A statistic has generality when it captures a wide range of associations in a large data sample without being limited by linear, exponential periodic or other statistical functions.
It has equitability when scores assigned to data pairs described by the statistic are similar when the “noise” associated with the pairs is similar. Noise is what number crunchers call the amount of unexplained variation in a data sample.
“The reason that’s important is that if you have a method that gives patterns that look different from each other but have the same amount of noise different scores, then you can’t compare scores across different types of patterns,” Reshef explained.
That balancing of generality and equitability by MINE distinguishes it from other tools used for similar purposes, observed another of the article’s authors, Harvard Computer Science Professor Michael Mitzenmacher.
“Other similar data-mining techniques that we know of may have one or the other, but don’t appear to have both,” he told TechNewsWorld.
MINE could be a valuable tool for anyone analyzing large data sets, especially in scientific fields, such as biology, medicine and genetics.
“We’re looking at a large number of applications there because when you’re looking at genetic data or medical data, there are huge data sets with large numbers of variables, and that’s what our tool is designed to help with,” Mitzenmacher noted.
One hot area of interest in the life sciences now is the role of bacteria in human intestines, which is also one of the topics the researchers focused MINE on in their article, whose other authors included Reshef’s brother, Yakir, a Harvard student, and Pardis Sabeti, an assistant professor at the Center for Systems Biology at Harvard and a member of the Broad Institute.
Life scientists are interested in determining relationships between bacteria living in our guts and things like illness and obesity. “We’re starting to get a ton of data on this, and it’s an exciting example of where MINE could be useful because we don’t know what the patterns we’re looking for are going to look like,” Reshef explained.
When MINE was run on the bacteria problem, it identified 7,000 variables that produced 22.5 million relationships. Of those relationships, some 200 were “interesting.”
Working in Clusters
The researchers later found out from microbiologists that some of those interesting relationships were linked to diets — some diets repressed certain bacteria; others allowed those bacteria to flourish — while others depended on where the bacteria appeared in the intestinal track.
When crunching data, MINE works relatively fast, according to Reshef. A sample producing around 63,000 relationships took about 1.5 hours on a laptop.
But MINE doesn’t haven’t have to be restricted to a single computer.

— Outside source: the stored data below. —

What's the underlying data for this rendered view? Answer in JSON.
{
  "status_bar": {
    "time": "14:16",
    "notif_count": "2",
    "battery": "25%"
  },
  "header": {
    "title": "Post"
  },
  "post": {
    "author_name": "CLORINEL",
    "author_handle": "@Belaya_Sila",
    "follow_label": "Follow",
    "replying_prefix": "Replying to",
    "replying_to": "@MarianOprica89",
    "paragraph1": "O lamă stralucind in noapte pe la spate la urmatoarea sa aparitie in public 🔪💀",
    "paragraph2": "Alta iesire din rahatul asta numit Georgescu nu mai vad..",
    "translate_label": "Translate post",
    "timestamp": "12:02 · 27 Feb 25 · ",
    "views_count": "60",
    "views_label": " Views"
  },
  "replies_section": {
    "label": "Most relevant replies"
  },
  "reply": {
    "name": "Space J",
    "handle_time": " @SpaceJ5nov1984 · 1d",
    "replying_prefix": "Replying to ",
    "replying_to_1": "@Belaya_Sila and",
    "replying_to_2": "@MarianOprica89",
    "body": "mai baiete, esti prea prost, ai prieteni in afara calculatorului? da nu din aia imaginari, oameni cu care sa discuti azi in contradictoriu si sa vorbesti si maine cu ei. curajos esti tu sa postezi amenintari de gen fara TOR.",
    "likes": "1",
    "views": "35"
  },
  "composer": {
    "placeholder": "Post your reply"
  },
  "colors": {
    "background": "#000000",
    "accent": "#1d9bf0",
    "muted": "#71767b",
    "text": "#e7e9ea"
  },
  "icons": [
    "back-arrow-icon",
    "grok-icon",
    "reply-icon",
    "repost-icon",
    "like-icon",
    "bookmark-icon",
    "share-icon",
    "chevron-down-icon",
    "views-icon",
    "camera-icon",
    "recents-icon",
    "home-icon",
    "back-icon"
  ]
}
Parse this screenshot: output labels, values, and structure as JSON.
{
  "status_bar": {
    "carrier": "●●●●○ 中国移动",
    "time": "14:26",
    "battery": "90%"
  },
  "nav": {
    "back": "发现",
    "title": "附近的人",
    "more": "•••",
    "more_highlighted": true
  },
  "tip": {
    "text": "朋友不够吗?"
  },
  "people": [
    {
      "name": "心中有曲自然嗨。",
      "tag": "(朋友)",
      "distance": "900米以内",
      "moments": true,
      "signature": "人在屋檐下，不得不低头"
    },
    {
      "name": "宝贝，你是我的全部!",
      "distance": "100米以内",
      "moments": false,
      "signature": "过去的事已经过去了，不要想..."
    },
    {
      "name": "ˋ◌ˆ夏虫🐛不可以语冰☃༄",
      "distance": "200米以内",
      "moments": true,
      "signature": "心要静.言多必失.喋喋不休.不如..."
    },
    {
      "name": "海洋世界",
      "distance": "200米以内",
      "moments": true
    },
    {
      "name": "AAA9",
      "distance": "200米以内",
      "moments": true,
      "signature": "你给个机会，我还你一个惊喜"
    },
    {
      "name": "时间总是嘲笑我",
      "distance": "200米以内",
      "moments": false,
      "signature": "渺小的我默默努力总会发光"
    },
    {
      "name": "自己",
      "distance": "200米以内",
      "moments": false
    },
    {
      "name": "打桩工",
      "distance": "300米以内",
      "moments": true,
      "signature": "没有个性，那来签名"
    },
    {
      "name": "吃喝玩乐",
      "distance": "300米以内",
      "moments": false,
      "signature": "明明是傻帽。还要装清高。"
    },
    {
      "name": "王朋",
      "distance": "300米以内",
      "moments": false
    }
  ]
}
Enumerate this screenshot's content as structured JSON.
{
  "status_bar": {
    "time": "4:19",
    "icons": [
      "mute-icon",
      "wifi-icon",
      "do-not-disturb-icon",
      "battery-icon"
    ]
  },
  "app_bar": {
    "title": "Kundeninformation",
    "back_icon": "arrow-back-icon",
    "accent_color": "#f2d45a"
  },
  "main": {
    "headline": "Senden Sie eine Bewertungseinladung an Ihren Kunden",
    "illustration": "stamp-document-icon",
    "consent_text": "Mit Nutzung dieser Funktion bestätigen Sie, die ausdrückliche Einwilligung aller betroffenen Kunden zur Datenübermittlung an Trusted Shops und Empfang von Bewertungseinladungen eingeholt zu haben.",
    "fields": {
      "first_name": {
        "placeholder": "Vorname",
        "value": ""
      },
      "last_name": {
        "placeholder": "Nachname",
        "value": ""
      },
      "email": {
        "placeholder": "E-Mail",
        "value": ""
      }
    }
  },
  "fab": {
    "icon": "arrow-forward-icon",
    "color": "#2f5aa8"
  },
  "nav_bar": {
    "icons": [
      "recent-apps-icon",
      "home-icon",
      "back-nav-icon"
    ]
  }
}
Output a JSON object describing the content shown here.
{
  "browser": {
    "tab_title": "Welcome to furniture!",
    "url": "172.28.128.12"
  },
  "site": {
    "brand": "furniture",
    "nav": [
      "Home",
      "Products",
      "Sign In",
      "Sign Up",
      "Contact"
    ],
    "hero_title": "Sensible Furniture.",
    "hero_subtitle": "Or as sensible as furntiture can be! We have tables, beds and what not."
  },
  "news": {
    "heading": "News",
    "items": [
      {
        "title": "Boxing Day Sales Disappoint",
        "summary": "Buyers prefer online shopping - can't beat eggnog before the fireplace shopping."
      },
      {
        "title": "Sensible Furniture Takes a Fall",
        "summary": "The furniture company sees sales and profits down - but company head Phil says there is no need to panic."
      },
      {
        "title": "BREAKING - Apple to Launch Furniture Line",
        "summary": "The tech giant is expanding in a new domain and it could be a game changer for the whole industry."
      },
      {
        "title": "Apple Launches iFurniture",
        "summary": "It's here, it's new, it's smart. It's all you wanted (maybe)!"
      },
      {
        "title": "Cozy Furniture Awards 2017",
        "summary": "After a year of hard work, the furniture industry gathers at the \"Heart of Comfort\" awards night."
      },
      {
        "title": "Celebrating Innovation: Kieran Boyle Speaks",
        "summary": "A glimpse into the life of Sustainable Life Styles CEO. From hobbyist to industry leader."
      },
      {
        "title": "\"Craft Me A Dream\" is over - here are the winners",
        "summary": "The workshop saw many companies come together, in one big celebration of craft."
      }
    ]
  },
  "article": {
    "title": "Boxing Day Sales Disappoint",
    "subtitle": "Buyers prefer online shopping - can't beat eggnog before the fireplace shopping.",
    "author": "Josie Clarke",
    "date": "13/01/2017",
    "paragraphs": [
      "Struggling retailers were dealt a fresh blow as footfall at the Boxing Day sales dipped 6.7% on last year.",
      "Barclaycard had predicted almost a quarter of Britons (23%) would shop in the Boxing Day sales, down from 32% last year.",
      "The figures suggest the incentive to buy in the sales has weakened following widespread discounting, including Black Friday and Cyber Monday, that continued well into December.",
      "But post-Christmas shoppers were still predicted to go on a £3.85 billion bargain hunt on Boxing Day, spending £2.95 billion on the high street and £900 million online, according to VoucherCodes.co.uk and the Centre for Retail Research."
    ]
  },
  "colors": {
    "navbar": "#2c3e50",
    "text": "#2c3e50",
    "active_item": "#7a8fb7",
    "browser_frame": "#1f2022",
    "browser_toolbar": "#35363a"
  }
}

It can be operated on multiple computers working as a cluster. That’s what was done with the gut data. There hundreds of computers were used and a task that would have taken days was reduced to about two hours.
By using MINE on large data sets, analysts no longer have to eyeball reams of printouts looking for relationships. If the researchers printed on paper each potential relationship in the human gut bacteria data set, the stack of paper would be 1.4 miles high, or six times the height of the Empire State Building.
MINE’s application need not be restricted to scientific uses, added Mitzenmacher. “People are coming up with all sorts of other suggestions for uses,” he said. “In our paper we tried to show a range of things by also looking at baseball data, and I imagine there will be people who want to try to use the tool for financial analysis.”